Institutional theory answers the question: Why do organizations tend to look so similar (i.e., exhibit isomorphism)? The degree of isomorphism in an organizational field is positively related to the degree of (1) coercive, (2) mimetic, and (3) normative pressures in the field.
Network perspectives elucidate the social relations between actors (e.g., organizations; individuals within organizations) and how the nature and structure of those relations contribute to the actors’ performance and behavior. Network perspectives explain how and why information and resources flow, and are shared, amongst a population of actors through their connections.
Organizational learning is the process of creating, retaining, and transferring knowledge within an organization. An organization improves over time as it gains experience.
Population ecology aims to understand why there are so many kinds of organizations and how organizational populations form, become different, and remain different over time (Baum, 1997). Population ecology focuses on the demographic (e.g., age, size), ecological (e.g., niche-width theory, population density), and environmental (e.g., social, economic, political, and technological) processes posited to influence the survival of organizations in a field.

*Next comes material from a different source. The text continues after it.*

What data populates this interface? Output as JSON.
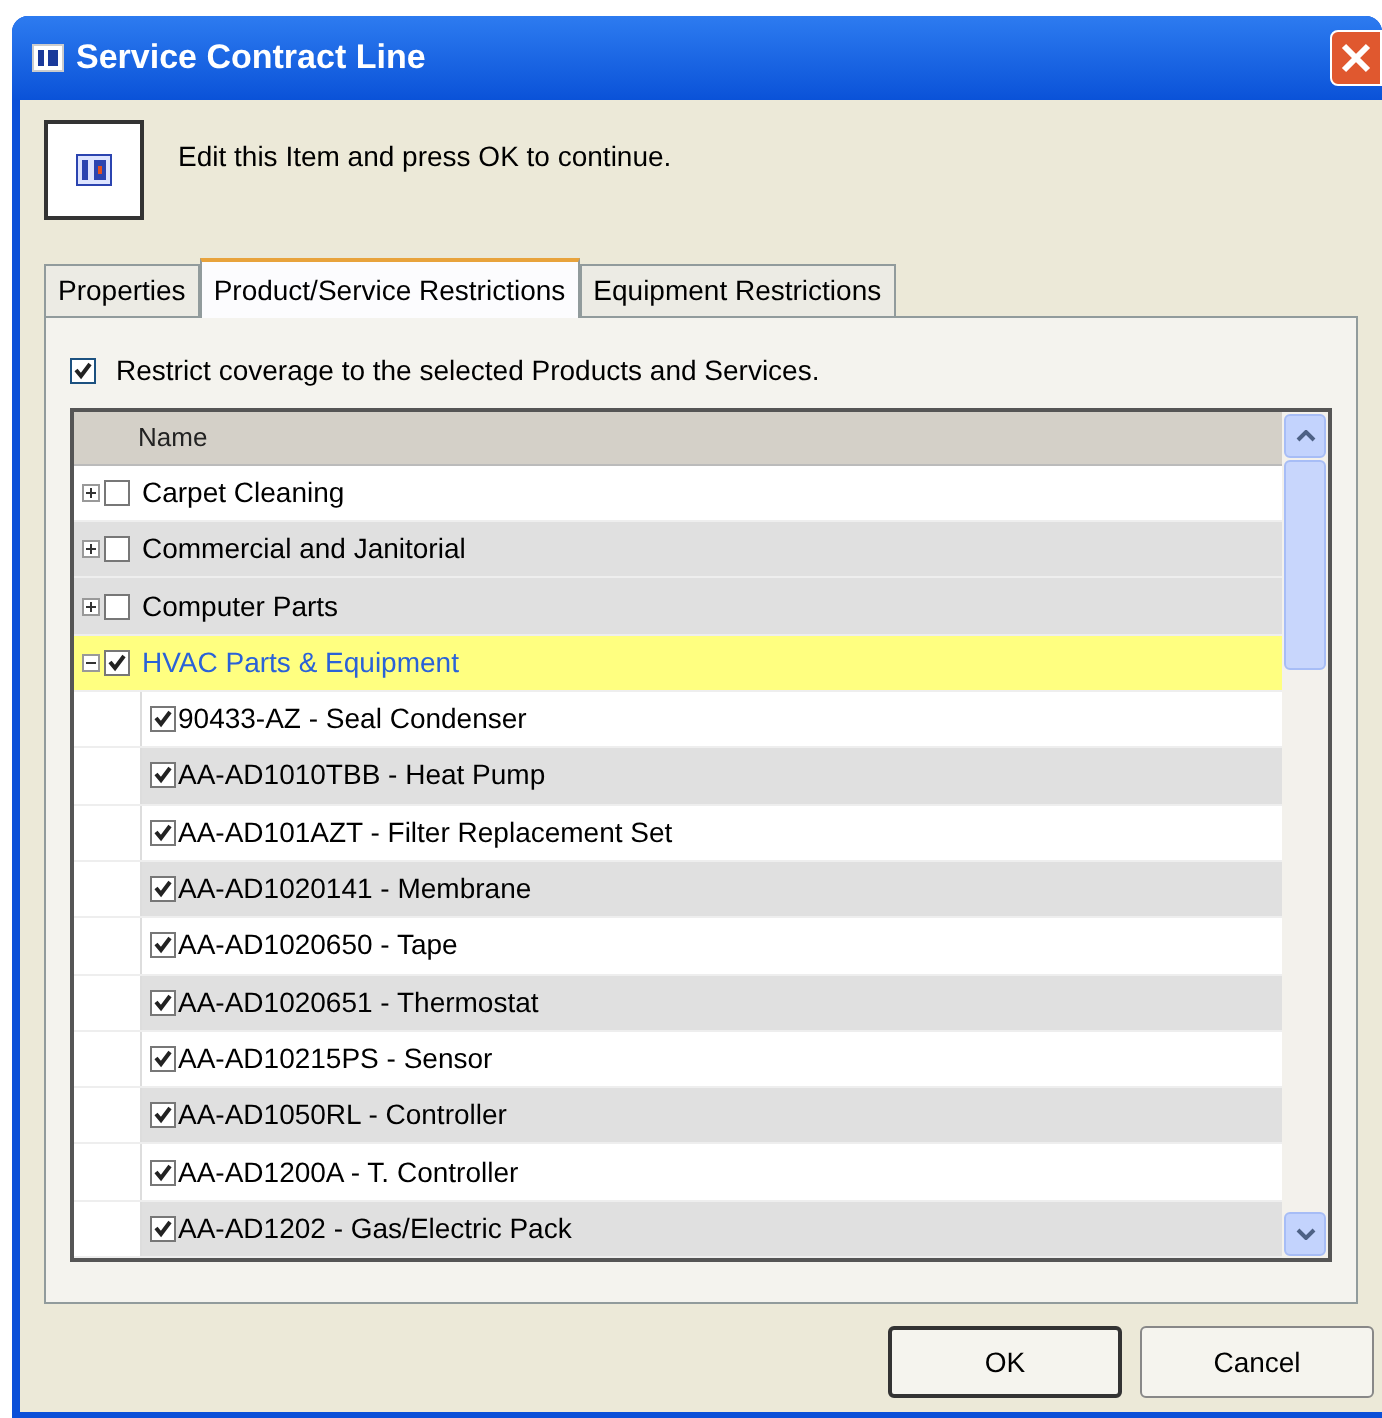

Organizations become more powerful when they can balance the benefits of acquiring necessary resources from external organizations against the dependence that comes with having to acquire resources from external organizations.
Social, technical, and organizational subsystems are interrelated parts of one system. Dynamics and mutual influences exist among the three subsystems, giving rise to the system.
Organizations incur costs as a result of planning, implementing, and enforcing transactions with other organizations. Organizations strive for greater efficiency by implementing governance structures that will minimize transaction costs.